BIBLIOTECH
Corraini Editore
Pubblicato: maggio 2011
Pagine: 160
ISBN: 8875702861
Prezzo: 12,00
Pubblicato per la prima volta nel 1967 con grafica di Quentin Fiore, The Medium is the Massage. An inventory of effects è uno dei testi fondamentali del Novecento sulla teoria della comunicazione. A partire dalla constatazione che i media sono estensioni delle facoltà fisiche e psichiche dell’uomo, McLuhan vi tratteggia l’effetto che ogni mezzo di comunicazione “in sé” ha sui sensi. La particolare struttura di ogni mezzo di comunicazione lo rende infatti non-neutrale, e il mezzo tecnologico attraverso cui è veicolata l’informazione produce effetti sull’immaginario indipendentemente dai contenuti dell’informazione stessa.

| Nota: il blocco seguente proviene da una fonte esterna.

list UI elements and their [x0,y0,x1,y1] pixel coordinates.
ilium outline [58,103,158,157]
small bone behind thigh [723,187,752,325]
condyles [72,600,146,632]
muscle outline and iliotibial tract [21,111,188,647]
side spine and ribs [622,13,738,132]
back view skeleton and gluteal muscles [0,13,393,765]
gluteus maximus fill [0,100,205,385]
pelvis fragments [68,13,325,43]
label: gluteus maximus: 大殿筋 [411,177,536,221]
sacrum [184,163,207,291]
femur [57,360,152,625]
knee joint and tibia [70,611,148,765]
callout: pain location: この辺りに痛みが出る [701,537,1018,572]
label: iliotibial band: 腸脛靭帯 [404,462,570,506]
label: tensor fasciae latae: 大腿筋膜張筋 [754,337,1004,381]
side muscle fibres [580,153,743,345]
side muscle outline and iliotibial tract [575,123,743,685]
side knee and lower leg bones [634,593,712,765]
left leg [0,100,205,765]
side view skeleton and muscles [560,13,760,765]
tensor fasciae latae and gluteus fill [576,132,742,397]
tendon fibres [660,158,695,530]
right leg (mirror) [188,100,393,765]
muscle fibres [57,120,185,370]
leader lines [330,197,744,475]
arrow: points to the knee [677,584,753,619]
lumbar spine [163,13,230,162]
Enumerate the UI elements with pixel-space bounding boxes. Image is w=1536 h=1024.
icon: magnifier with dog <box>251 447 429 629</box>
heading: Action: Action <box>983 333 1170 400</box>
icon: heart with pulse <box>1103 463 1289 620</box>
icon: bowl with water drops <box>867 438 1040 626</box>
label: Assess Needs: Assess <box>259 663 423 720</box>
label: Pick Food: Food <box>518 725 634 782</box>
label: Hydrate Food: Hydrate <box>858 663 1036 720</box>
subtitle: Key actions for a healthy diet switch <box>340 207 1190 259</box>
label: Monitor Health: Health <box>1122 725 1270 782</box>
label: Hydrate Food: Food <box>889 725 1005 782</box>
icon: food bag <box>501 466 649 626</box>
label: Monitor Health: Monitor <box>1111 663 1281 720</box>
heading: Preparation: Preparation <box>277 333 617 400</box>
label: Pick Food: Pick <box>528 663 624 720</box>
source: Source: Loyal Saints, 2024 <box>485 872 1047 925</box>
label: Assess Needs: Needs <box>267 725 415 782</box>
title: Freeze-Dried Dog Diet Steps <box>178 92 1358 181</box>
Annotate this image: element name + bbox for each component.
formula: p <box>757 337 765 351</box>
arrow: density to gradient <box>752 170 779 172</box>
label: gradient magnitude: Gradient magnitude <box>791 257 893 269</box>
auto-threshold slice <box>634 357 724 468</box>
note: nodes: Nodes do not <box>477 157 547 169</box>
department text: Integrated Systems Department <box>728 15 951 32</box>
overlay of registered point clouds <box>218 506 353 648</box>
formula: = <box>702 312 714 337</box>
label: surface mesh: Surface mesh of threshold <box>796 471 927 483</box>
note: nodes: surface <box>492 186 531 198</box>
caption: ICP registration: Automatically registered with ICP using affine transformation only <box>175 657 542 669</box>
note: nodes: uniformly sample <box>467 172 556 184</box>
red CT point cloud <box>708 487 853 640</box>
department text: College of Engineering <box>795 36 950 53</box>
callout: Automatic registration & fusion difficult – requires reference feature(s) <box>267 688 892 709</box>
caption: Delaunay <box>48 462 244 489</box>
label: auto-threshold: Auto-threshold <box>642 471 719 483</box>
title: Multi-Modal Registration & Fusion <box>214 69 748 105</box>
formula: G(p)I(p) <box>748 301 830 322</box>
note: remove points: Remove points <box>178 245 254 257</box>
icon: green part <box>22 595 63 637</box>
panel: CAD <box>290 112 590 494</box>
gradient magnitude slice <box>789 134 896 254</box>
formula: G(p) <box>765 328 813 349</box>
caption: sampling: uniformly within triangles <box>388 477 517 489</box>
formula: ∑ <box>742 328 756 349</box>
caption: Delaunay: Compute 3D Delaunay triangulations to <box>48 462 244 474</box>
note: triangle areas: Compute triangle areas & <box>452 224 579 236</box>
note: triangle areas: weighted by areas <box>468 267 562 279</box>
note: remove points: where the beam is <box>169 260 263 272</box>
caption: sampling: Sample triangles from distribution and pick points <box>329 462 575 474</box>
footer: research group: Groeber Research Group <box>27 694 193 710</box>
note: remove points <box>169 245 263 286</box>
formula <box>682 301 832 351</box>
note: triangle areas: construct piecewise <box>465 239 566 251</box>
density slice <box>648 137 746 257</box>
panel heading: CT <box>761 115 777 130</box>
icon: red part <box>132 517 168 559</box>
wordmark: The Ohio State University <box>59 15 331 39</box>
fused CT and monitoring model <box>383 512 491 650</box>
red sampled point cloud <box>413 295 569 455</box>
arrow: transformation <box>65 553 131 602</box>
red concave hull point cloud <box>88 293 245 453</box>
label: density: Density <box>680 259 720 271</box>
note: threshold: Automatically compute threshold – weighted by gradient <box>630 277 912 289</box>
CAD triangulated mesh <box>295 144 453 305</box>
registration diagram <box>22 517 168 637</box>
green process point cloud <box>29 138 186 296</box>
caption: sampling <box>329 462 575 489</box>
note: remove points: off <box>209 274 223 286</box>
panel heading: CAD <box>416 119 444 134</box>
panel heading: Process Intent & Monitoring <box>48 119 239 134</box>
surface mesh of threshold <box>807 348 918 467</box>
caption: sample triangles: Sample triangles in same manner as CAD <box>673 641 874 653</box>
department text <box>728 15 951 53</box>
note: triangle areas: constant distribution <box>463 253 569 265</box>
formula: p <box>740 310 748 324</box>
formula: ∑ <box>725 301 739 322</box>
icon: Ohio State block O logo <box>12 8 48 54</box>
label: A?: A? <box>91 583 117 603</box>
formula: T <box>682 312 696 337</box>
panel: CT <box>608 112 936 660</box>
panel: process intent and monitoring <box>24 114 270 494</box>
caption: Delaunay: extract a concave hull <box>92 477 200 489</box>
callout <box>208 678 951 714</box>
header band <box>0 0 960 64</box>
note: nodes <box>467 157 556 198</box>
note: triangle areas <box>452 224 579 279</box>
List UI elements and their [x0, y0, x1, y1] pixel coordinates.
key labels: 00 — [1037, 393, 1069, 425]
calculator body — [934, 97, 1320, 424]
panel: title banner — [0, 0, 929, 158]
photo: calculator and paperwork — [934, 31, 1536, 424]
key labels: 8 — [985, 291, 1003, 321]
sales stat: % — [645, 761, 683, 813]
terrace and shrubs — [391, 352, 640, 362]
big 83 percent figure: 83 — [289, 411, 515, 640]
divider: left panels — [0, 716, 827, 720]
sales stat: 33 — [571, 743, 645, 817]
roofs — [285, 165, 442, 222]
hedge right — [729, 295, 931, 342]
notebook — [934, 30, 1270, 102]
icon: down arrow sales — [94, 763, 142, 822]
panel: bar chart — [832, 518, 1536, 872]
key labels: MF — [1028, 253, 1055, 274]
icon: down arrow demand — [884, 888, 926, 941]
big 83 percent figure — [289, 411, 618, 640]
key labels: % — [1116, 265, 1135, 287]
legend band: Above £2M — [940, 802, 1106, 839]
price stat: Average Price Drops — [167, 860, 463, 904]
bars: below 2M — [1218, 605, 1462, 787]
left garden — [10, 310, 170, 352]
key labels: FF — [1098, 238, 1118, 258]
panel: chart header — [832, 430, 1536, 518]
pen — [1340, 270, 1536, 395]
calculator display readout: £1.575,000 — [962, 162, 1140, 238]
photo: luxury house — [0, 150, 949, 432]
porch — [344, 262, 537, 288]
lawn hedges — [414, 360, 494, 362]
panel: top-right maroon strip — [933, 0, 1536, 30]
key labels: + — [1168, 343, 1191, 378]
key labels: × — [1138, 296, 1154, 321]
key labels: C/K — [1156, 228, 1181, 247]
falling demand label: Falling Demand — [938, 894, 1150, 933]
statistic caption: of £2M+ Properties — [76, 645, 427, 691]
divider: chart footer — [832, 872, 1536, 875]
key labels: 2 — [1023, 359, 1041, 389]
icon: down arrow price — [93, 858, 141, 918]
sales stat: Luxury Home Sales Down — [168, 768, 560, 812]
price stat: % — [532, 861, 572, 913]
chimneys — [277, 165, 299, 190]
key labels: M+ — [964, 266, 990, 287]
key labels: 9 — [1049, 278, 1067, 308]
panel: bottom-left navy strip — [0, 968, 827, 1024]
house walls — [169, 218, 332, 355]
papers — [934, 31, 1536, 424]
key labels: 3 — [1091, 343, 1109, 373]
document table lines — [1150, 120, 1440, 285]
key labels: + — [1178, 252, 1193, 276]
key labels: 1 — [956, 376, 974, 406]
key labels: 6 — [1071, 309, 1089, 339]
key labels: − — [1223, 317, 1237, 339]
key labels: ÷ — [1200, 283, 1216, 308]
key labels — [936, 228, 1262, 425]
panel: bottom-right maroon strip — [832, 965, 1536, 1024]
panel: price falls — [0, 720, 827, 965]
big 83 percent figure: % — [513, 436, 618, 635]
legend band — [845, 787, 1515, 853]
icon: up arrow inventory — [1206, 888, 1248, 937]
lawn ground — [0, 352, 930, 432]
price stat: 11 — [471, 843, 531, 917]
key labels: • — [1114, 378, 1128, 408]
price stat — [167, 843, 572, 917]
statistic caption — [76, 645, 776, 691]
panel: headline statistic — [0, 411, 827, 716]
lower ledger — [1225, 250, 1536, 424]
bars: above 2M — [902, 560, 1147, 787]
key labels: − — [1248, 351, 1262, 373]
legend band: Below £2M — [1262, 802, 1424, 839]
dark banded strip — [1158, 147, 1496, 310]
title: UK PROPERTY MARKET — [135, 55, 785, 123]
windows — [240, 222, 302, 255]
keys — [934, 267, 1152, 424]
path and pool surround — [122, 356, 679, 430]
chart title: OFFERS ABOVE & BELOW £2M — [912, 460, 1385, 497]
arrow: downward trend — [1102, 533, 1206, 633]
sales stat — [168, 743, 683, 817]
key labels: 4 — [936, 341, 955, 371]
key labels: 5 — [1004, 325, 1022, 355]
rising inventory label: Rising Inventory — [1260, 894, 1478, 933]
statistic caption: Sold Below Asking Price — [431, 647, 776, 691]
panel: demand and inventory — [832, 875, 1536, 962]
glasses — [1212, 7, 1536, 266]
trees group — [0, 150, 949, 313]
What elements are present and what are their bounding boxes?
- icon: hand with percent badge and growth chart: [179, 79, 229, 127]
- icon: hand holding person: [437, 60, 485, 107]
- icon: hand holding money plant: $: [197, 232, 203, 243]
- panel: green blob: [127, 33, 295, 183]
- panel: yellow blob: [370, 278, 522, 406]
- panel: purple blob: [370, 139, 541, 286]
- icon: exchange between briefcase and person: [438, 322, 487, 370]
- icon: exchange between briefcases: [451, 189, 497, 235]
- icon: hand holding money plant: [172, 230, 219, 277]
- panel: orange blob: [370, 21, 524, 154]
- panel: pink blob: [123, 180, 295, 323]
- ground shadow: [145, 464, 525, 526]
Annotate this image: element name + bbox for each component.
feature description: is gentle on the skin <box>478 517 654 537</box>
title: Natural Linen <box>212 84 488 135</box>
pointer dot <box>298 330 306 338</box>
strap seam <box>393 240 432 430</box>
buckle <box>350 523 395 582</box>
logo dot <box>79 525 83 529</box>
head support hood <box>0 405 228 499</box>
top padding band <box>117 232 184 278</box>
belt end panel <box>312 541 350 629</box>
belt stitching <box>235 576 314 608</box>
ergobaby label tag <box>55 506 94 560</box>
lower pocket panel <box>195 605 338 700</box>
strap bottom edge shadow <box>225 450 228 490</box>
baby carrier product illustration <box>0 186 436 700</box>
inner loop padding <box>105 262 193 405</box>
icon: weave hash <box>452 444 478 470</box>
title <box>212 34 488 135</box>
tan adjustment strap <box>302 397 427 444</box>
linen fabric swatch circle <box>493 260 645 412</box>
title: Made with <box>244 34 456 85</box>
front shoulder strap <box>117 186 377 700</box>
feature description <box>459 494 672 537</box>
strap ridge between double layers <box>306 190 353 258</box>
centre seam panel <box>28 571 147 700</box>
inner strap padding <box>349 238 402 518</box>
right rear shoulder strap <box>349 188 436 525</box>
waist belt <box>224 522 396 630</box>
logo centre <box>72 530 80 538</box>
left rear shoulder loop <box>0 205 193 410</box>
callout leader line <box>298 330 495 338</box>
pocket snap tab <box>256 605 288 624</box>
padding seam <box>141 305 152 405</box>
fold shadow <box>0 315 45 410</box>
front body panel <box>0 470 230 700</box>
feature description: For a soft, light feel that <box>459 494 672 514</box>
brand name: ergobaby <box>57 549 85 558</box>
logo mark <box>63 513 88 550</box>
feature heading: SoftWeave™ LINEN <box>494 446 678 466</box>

La riflessione di McLuhan si dilata a comprendere il mondo delle merci, della stampa, della pubblicità e delle arti, e la mescolanza di testo e immagini – messa a punto da Quentin Fiore – riflette sulla carta il suo controverso pensiero, diventando appunto parte integrante del messaggio.
Secondo Eric McLuhan, figlio di Marshall, il titolo del volume fu il risultato di un refuso del tipografo, che nelle bozze riportò “Massage” anziché “Message”. L’autore decise di mantenere l’errore, che creava un involontario gioco di parole nel pieno spirito della sua celebre frase “il mezzo è il messaggio”, “arrivando persino a fare il verso a se stesso in un modo spiritoso e supremamente intelligente”.
(Dalla quarta di copertina di Marco Belpoliti).
Marshall McLuhan (Edmonton, 1911 – Toronto, 1980) deve la sua fama alle riflessioni sul ruolo e il potere dei media nel mondo della comunicazione. Professore in molte università degli Stati Uniti e inventore di espressioni come “Il mezzo è il messaggio” e “Villaggio globale”, continua ad essere una delle figure più influenti e discusse nel panorama degli studi sugli strumenti e i metodi della comunicazione. Quentin Fiore (1920) è stato allievo di George Grosz e si è formato presso il New Bauhaus di Chicago. Noto soprattutto per i propri lavori di grafica editoriale negli anni Sessanta, è stato “il più anarchico possibile muovendosi all’interno dei limiti della costruzione del libro” (Steven Heller).